O espaço, me parece, é ainda insignificante diante dos problemas e das constatações acerca do contemporâneo. São livros que entram em bibliografias de disciplinas apertadas entre autores e obras canonizadas e por meio de pesquisadores que circulam mediante esforço excepcional. Os processos seletivos e os concursos para novos docentes ainda caminham a passos lentos em direção à transformação das formas acadêmicas arcaicas.
O pensamento decolonial, gradativamente e bem mais lento do que a demanda exige, vai entrando e se tornando uma realidade em nossa área. Contudo, talvez fosse o momento de atentarmos para as reflexões de Nego Bispo e, inspirados nos corpos que resistem ao modelo colonial faz séculos, acrescentarmos o pensamento e a ação contracolonial[4].

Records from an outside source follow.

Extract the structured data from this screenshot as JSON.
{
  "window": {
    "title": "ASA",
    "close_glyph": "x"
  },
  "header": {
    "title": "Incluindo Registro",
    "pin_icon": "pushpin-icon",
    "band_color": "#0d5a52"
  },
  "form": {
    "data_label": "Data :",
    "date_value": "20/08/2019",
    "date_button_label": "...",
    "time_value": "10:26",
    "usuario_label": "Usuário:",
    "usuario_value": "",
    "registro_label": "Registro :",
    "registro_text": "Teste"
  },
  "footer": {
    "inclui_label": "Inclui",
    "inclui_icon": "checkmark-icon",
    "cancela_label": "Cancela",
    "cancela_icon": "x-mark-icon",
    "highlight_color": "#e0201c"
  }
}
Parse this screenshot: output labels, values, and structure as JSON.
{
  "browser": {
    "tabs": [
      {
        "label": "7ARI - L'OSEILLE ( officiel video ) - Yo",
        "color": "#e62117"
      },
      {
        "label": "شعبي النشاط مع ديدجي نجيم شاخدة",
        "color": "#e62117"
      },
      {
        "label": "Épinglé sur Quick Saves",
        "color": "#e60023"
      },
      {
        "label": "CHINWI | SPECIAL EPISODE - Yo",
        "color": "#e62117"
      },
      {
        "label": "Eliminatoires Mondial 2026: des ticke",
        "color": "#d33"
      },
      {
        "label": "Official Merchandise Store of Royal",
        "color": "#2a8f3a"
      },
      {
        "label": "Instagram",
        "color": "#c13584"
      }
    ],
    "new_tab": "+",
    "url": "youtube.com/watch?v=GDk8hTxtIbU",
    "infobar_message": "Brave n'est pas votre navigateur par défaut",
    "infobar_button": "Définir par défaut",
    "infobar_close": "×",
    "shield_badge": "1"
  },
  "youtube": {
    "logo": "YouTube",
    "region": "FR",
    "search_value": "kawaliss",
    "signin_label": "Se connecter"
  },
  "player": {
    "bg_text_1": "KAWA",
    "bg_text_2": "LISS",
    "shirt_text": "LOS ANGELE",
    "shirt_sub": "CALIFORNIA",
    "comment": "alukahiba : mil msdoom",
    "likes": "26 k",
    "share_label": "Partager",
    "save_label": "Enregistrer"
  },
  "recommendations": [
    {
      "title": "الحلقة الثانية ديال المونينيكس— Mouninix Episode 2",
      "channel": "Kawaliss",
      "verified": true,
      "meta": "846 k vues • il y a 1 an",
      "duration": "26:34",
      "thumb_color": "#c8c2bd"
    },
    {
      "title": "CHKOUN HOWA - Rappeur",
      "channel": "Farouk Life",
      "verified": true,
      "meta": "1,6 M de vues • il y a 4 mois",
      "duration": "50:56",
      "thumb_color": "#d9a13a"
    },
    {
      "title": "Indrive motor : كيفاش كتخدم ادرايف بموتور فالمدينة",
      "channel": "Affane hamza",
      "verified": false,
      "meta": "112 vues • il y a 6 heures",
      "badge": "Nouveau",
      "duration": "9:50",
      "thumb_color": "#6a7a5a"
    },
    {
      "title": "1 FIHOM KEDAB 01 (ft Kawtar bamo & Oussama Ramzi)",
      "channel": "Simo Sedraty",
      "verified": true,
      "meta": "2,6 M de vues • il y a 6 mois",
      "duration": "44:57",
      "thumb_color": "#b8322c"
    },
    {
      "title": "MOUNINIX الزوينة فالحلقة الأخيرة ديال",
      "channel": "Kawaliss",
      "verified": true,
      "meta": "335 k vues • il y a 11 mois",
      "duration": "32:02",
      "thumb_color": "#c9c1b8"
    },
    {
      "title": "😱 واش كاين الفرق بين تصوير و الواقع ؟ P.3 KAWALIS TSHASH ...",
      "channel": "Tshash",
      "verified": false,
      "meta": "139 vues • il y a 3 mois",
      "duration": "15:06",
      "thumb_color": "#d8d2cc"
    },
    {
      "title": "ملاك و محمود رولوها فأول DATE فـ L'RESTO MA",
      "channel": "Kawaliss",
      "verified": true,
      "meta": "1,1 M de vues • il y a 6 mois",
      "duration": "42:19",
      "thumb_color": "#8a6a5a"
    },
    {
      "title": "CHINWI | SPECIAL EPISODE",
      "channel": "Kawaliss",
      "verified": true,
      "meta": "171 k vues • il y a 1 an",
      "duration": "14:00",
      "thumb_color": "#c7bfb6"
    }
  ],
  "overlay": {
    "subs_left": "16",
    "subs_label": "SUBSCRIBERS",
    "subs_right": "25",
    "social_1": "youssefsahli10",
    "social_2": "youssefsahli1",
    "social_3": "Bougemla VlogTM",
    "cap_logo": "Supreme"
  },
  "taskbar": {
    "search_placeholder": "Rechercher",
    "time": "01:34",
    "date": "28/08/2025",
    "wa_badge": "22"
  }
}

Que tal se combinarmos que os próximos concursos em nossos departamentos serão para vagas acerca dos pensamentos africano, afro-brasileiro, afro-americano, caribenho, ameríndio, asiático, feministas, entre outros?
[1] KODJO-GRANDVAUX, Séverine. Filosofias africanas. Tradução: Cleber D. L. da Silva et alli. Florianópolis: Cultura e Barbárie, 2021.
[2] Segundo Sueli Carneiro, o processo de invisibilização e apagamento de outras epistemologias não eurocêntricas produziu entre os subalternizados a indigência cultural, a negação do acesso à educação, a inferiorização intelectual, a deslegitimação do negro e a desqualificação de suas formas de conhecimento. Ver CARNEIRO, Sueli. Dispositivo de racialidade. A construção do outro como não ser como fundamento do ser. Rio de Janeiro: Zahar, 2023.
[3] SODRÉ, Muniz. O fascismo da cor. Uma radiografia do racismo nacional. Petrópolis/RJ: Vozes, 2023.
[4] SANTOS, Antônio Bispo dos. A terra dá, a terra quer. São Paulo: Ubu, 2023.